The graph above is a boxplot showing the distribution of property prices across different localities or boroughs of New York City: Brooklyn, Manhattan, Queens, Staten Island, and the Bronx. The y-axis represents the price of the houses on a logarithmic scale, while the x-axis represents the different localities. The boxplot shows the median, quartiles, and the range of the price for each locality. The boxplot shows that Manhattan has the highest median price, followed by Brooklyn and Staten Island. Queens and the Bronx have the lowest median price. The boxplot also shows the presence of outliers in each locality, which are represented by the dots outside the whiskers of the boxplot.

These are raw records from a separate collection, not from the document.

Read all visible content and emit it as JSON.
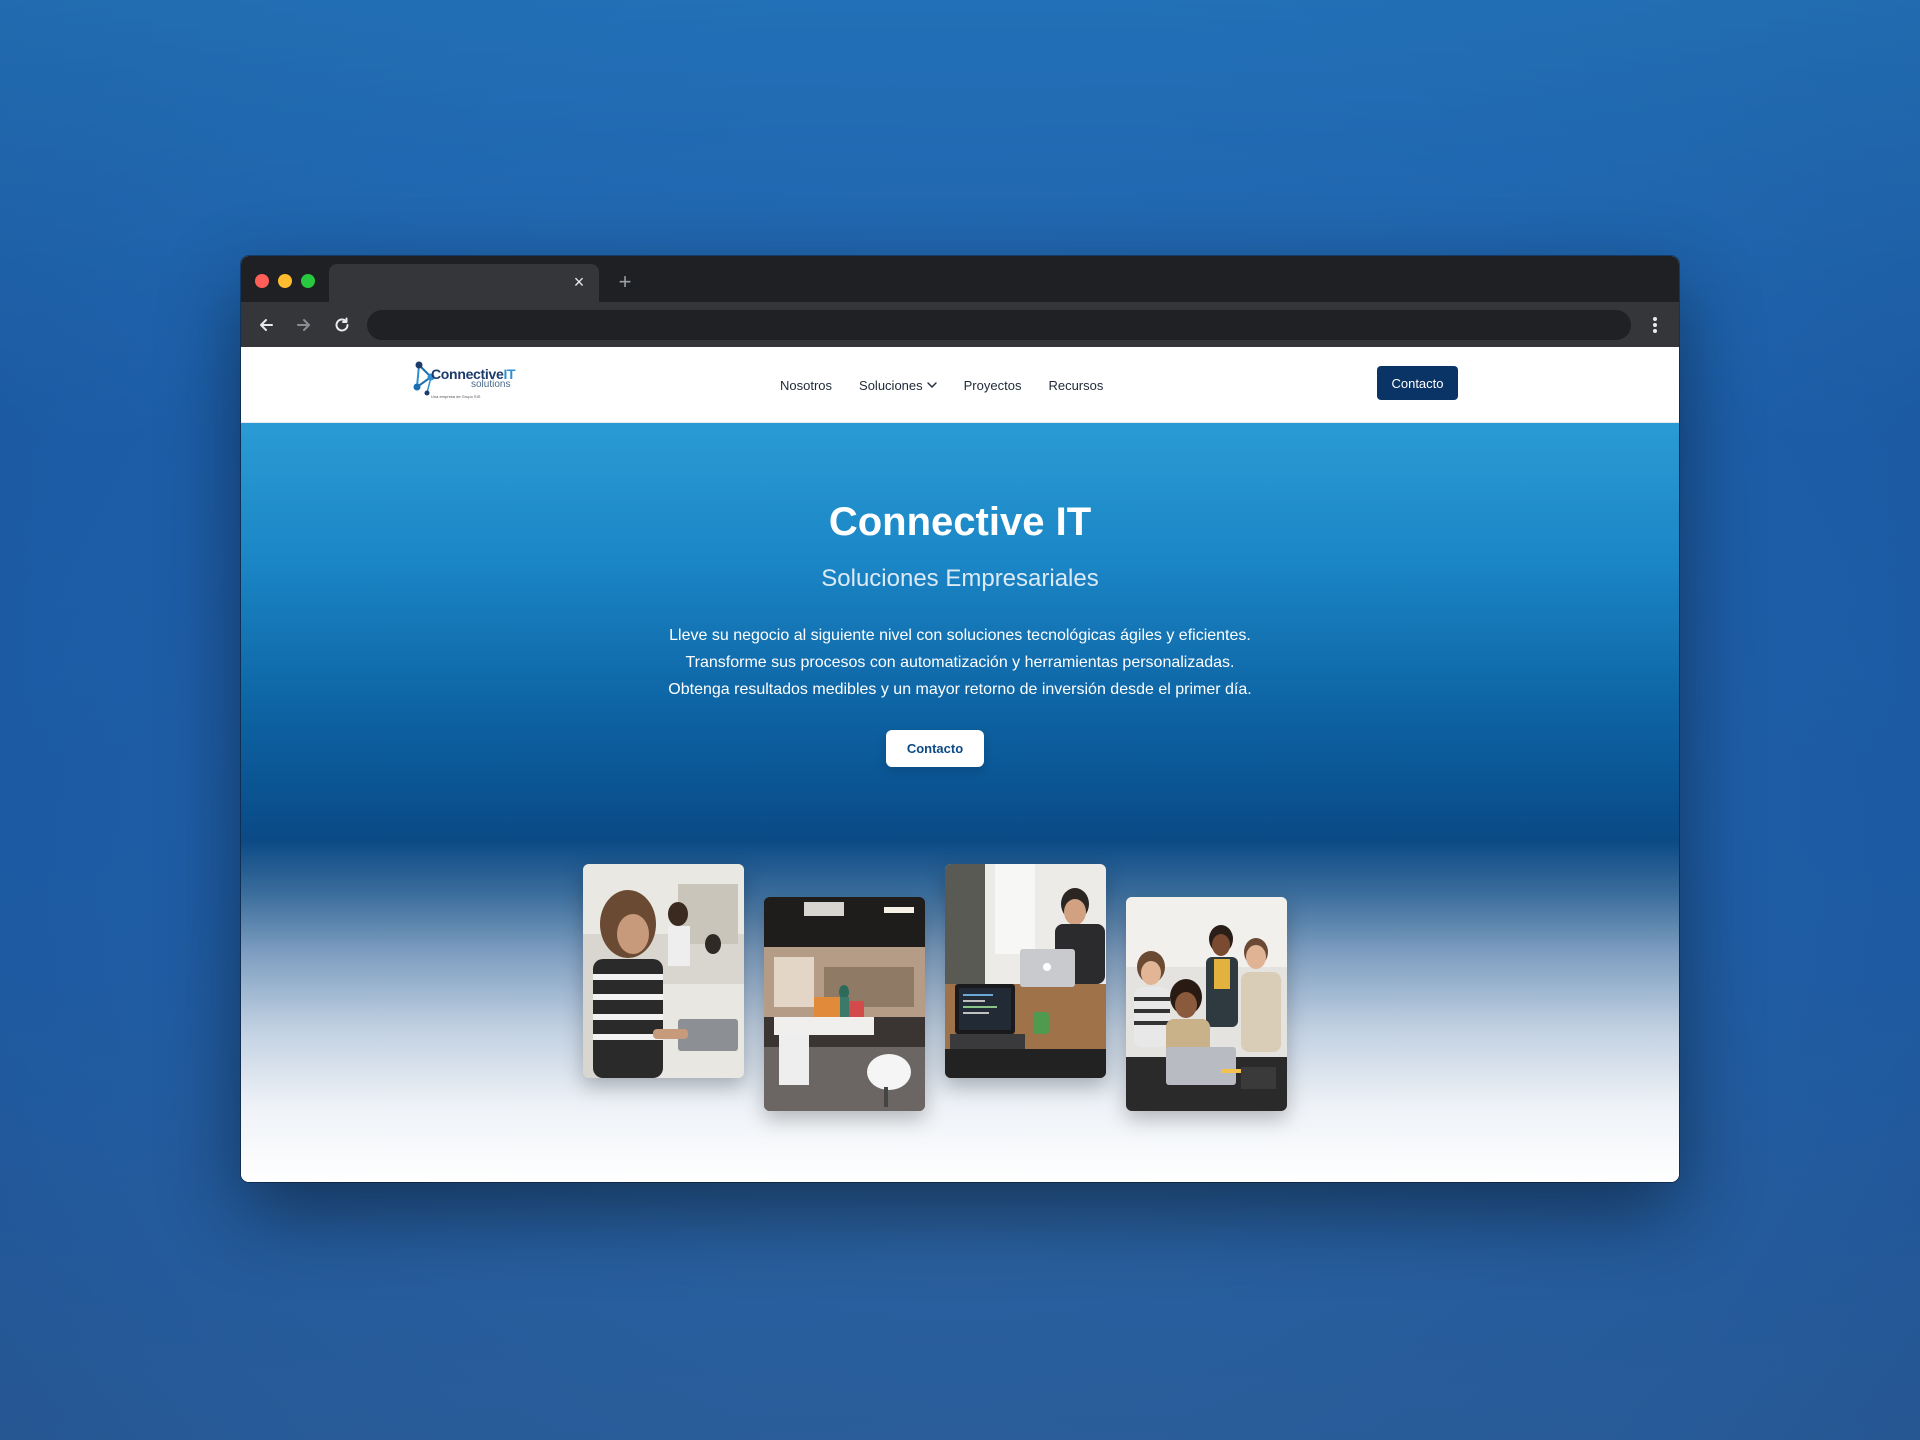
{
  "browser": {
    "tab_close": "×",
    "new_tab": "+"
  },
  "site": {
    "logo": {
      "name_main": "Connective",
      "name_accent": "IT",
      "tagline": "solutions",
      "small_print": "Una empresa de Grupo SIS"
    },
    "nav": {
      "items": [
        "Nosotros",
        "Soluciones",
        "Proyectos",
        "Recursos"
      ],
      "cta": "Contacto"
    },
    "hero": {
      "title": "Connective IT",
      "subtitle": "Soluciones Empresariales",
      "lines": [
        "Lleve su negocio al siguiente nivel con soluciones tecnológicas ágiles y eficientes.",
        "Transforme sus procesos con automatización y herramientas personalizadas.",
        "Obtenga resultados medibles y un mayor retorno de inversión desde el primer día."
      ],
      "cta": "Contacto"
    }
  },
  "colors": {
    "nav_cta_bg": "#0b3466",
    "hero_top": "#2a9bd4",
    "hero_mid": "#0a4e8c"
  }
}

Median Price of different types of houses in different localities

NY_house_df |>
  group_by(LOCALITY, TYPE) |>
  summarise(median_PRICE = median(PRICE)) |>
  mutate(LOCALITY = fct_reorder(LOCALITY, median_PRICE)) |>
  ggplot(aes(x = LOCALITY, y = median_PRICE, color = LOCALITY)) +
  geom_segment(aes(xend = LOCALITY, y = 0, yend = median_PRICE)) +
  geom_point() +
  scale_y_log10() +
  coord_flip() +
  labs(title = "Median price by locality and type of house",
       x = "Locality",
       y = "Median price of houses (log scale)") +
  facet_wrap(~TYPE) +
  theme(axis.title.y = element_blank())

`summarise()` has grouped output by 'LOCALITY'. You can override using the
`.groups` argument.

Warning: Transformation introduced infinite values in continuous y-axis

Interpretation

The graph above is a lolliplot showing the median price of different types of houses in different localities or boroughs of New York City: Brooklyn, Manhattan, Queens, Staten Island, and the Bronx. Each bar in the individual charts represents the median price for that particular type of housing status within each locality. The graph suggests that Manhattan has the highest median property prices across almost all types of housing statuses, while the Bronx and Staten Island often have the lowest.

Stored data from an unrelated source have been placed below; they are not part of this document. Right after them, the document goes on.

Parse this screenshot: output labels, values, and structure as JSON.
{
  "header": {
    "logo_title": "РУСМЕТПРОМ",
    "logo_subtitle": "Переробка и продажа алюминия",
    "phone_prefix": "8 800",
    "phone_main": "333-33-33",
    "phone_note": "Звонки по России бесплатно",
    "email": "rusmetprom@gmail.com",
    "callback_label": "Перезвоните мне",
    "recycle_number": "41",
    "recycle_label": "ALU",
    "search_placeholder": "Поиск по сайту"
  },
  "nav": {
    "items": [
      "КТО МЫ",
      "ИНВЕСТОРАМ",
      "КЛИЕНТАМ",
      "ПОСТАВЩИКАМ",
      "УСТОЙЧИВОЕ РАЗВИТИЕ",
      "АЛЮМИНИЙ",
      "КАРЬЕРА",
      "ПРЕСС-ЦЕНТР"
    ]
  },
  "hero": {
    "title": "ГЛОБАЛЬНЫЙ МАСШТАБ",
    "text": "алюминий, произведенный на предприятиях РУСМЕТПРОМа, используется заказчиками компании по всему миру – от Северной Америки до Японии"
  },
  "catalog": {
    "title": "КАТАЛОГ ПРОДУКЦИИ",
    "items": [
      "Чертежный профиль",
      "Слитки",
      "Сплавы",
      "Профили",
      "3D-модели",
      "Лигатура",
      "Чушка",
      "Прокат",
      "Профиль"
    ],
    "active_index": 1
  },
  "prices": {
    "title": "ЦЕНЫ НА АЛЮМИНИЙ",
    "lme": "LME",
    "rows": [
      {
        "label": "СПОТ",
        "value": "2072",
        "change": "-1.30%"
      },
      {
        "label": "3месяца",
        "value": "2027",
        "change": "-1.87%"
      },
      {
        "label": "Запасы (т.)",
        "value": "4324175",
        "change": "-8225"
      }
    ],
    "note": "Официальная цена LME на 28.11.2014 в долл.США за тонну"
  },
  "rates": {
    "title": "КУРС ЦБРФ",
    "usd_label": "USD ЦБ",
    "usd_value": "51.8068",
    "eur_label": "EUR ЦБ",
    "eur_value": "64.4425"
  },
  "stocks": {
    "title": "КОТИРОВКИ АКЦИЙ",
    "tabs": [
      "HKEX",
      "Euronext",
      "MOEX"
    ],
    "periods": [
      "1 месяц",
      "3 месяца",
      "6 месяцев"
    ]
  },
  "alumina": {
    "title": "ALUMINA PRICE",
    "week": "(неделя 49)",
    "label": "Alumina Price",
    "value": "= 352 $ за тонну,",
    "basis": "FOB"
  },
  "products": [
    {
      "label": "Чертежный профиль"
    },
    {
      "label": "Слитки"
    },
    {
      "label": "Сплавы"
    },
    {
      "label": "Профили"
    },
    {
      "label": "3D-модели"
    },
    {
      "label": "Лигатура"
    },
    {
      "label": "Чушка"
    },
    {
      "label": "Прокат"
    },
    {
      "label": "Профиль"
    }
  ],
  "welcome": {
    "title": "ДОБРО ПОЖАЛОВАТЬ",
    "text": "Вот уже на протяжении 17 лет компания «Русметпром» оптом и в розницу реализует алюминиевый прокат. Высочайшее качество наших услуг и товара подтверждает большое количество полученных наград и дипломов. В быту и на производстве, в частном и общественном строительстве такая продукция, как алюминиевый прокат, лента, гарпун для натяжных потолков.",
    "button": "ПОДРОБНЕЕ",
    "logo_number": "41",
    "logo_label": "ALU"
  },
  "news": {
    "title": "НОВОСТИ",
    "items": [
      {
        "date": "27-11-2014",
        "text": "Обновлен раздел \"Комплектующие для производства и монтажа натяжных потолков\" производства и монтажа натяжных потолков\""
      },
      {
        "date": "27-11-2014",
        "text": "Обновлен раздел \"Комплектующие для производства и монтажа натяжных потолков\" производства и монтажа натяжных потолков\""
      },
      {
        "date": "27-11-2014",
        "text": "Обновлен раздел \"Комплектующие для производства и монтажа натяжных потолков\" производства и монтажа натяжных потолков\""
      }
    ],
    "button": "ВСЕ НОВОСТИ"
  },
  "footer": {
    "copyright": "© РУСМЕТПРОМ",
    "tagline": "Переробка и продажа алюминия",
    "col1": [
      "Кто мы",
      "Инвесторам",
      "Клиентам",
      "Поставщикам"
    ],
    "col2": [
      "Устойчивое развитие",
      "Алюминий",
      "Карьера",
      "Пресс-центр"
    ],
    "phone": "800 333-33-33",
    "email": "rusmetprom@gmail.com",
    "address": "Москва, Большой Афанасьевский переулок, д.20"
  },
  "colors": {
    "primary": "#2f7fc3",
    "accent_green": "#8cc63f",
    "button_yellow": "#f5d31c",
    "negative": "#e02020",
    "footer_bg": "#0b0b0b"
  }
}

Geographical distribution of Price

## install.packages("sf")
library(sf)

Warning: package 'sf' was built under R version 4.2.3

Linking to GEOS 3.9.3, GDAL 3.5.2, PROJ 8.2.1; sf_use_s2() is TRUE

shp <- read_sf(here("data/nybb_24a/nybb.shp")) |>
  st_transform(st_crs("+proj=longlat"))

ggplot(data = shp) +
  geom_sf() +
  geom_jitter(data = NY_house_df, aes(x = LONGITUDE, 
                                     y = LATITUDE, color = log(PRICE))) +
  geom_sf_label(data= shp, aes(label = BoroName), 
                size = 3, fill = "Green") +
  theme_void() +
  scale_color_viridis_c(direction = -1, option = "rocket") +
  labs(title = "Geographical Distribution of Property Prices",
       color = "Price of House (Log Scale)") +
  theme(legend.position = "bottom")

Warning in st_point_on_surface.sfc(sf::st_zm(x)): st_point_on_surface may not
give correct results for longitude/latitude data

Interpretation

The graph above is a map of New York City, showing the different boroughs or localities. The graph displays a geographical heatmap of property prices all over the city. The color intensity of the dots indicates the price level of each property. Warmer colors (oranges and reds) signify higher prices, while lighter colors (yellows) indicate lower prices, as per the logarithmic scale The darkest areas indicate where the most expensive properties are located. It appears that Manhattan (as inferred by the shape of the island) and certain parts of Long Island have the highest property prices.

Conclusion

The analysis of the New York City property dataset has provided insights into the distribution of property prices across different localities and types of houses. The analysis has shown that Manhattan has the highest median property prices across almost all types of housing statuses, while The Bronx and Staten Island often have the lowest. The geographical distribution of property prices has shown that Manhattan and certain parts of Long Island have the highest property prices. This analysis can be used by real estate investors, property developers, and potential homebuyers to make informed decisions about property investments in New York City. I would like to further investigate the relationship between the price of the house and the number of bedrooms, bathrooms, and the area of the house. I would also like to investigate the relationship between the price of the house and the year it was built. This will help to provide more insights into the factors that influence property prices in New York City. I would argue that my visualizations are effective in communicating the insights from the dataset. The boxplot and lolliplot are effective in showing the distribution of property prices across different localities and types of houses. The geographical heatmap is effective in showing the geographical distribution of property prices across New York City. The visualizations are clear, concise, and easy to understand, and they effectively communicate the insights from the dataset. The color choices and the use of a logarithmic scale in the visualizations are effective in highlighting the differences in property prices across different localities and types of houses.